Brian May dan Roger Taylor memang dilibatkan sejak awal sang produser menyatakan ingin membuat film ini. Keduanya berperan penting sebagai semacam ”konsultan” yang sangat kompeten memberikan wawasan dan pengetahuan mendalam yang sangat berharga, terutama tentang apa yang sebenarnya telah terjadi di saat-saat tertentu yang coba dihidupkan kembali dalam film ini.
”Tak ada seorang pun yang sangat mengetahui cerita tentang band ini selain mereka berdua. Masukan dari mereka sangatlah berharga. Cara mereka menyemangati kami juga menjadi dorongan yang sangat baik. Memang tak mudah memercayakan kisah-kisah itu ke tangan orang asing. Namun, kami jadi bisa mengenal mereka, bahkan pada tingkat kepercayaan tertentu, kami sangat berupaya untuk tidak mengecewakan mereka,” ujar Malek.
Lebih lanjut, walaupun tak dimaksudkan untuk menjadi film biografi (biopic), Bohemian Rhapsody tak bisa tidak memang lebih menonjolkan sosok dan penggambaran Freddie Mercury ketimbang ketiga personel Queen lainnya.
Baik sang sutradara Bryan Singer maupun penulis naskah Anthony McCarten, keduanya lebih banyak memfokuskan jalan cerita pada perjalanan Freddie yang bernama asli Farrokh Bulsara ini.
Kisah-kisah tentang naik turun kehidupan Freddie, kejeniusan dan keeksentrikannya menjadi bagian amat menarik.

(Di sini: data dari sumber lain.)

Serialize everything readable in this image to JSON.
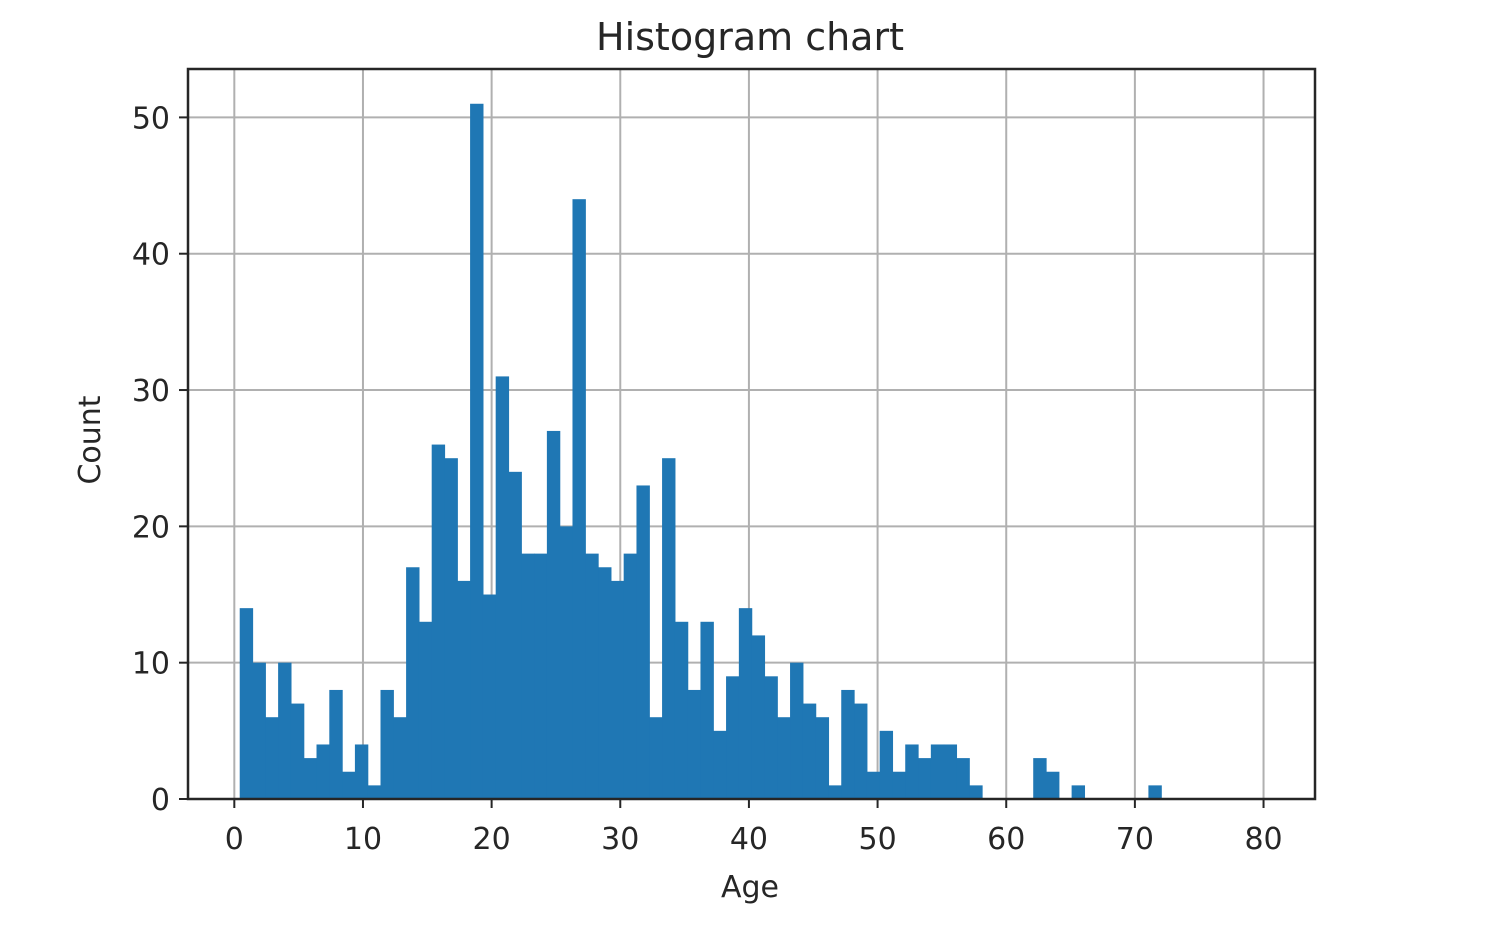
{
  "chart_data": {
    "type": "bar",
    "title": "Histogram chart",
    "xlabel": "Age",
    "ylabel": "Count",
    "xlim": [
      -3.6,
      84.0
    ],
    "ylim": [
      0,
      53.55
    ],
    "xticks": [
      0,
      10,
      20,
      30,
      40,
      50,
      60,
      70,
      80
    ],
    "yticks": [
      0,
      10,
      20,
      30,
      40,
      50
    ],
    "grid": true,
    "bar_color": "#1f77b4",
    "bin_start": 0.42,
    "bin_width": 0.9948,
    "values": [
      14,
      10,
      6,
      10,
      7,
      3,
      4,
      8,
      2,
      4,
      1,
      8,
      6,
      17,
      13,
      26,
      25,
      16,
      51,
      15,
      31,
      24,
      18,
      18,
      27,
      20,
      44,
      18,
      17,
      16,
      18,
      23,
      6,
      25,
      13,
      8,
      13,
      5,
      9,
      14,
      12,
      9,
      6,
      10,
      7,
      6,
      1,
      8,
      7,
      2,
      5,
      2,
      4,
      3,
      4,
      4,
      3,
      1,
      0,
      0,
      0,
      0,
      3,
      2,
      0,
      1,
      0,
      0,
      0,
      0,
      0,
      1
    ]
  }
}
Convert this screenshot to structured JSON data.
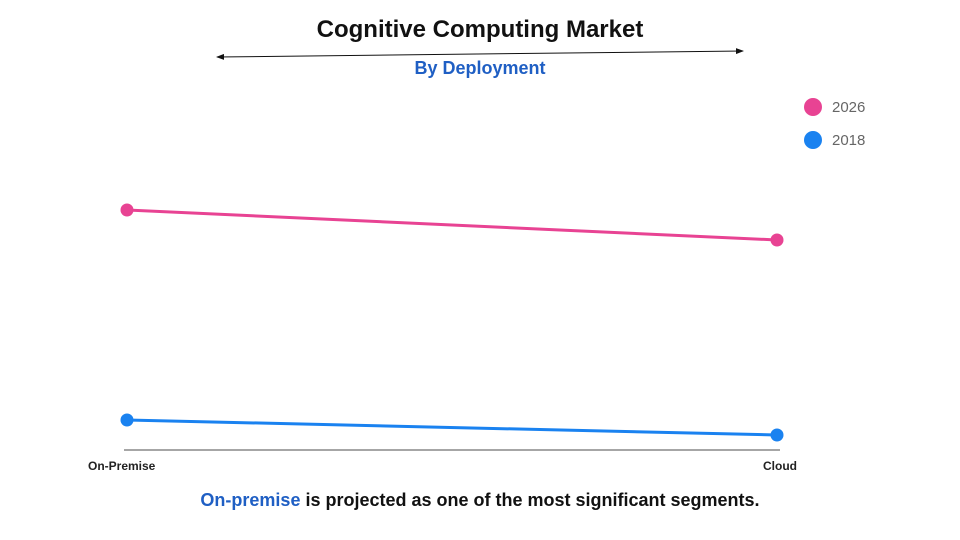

Lihatlah bagaimana ia membuat dan menampilkan karya-karya masterpiece, termasuk lagu ”Bohemian Rhapsody” itu!
Ketika film ini berakhir, tertinggal kesan, ini bukan film tentang kesedihan atau pesimisme, melainkan bentuk perayaan kehidupan.
Long live the Queen!
(BBC.COM/WWW.ETONLINE.COM/WISNU DEWABRATA)
Catatan:
Tulisan ini pernah dimuat di harian Kompas, Minggu, 28 Oktober 2018.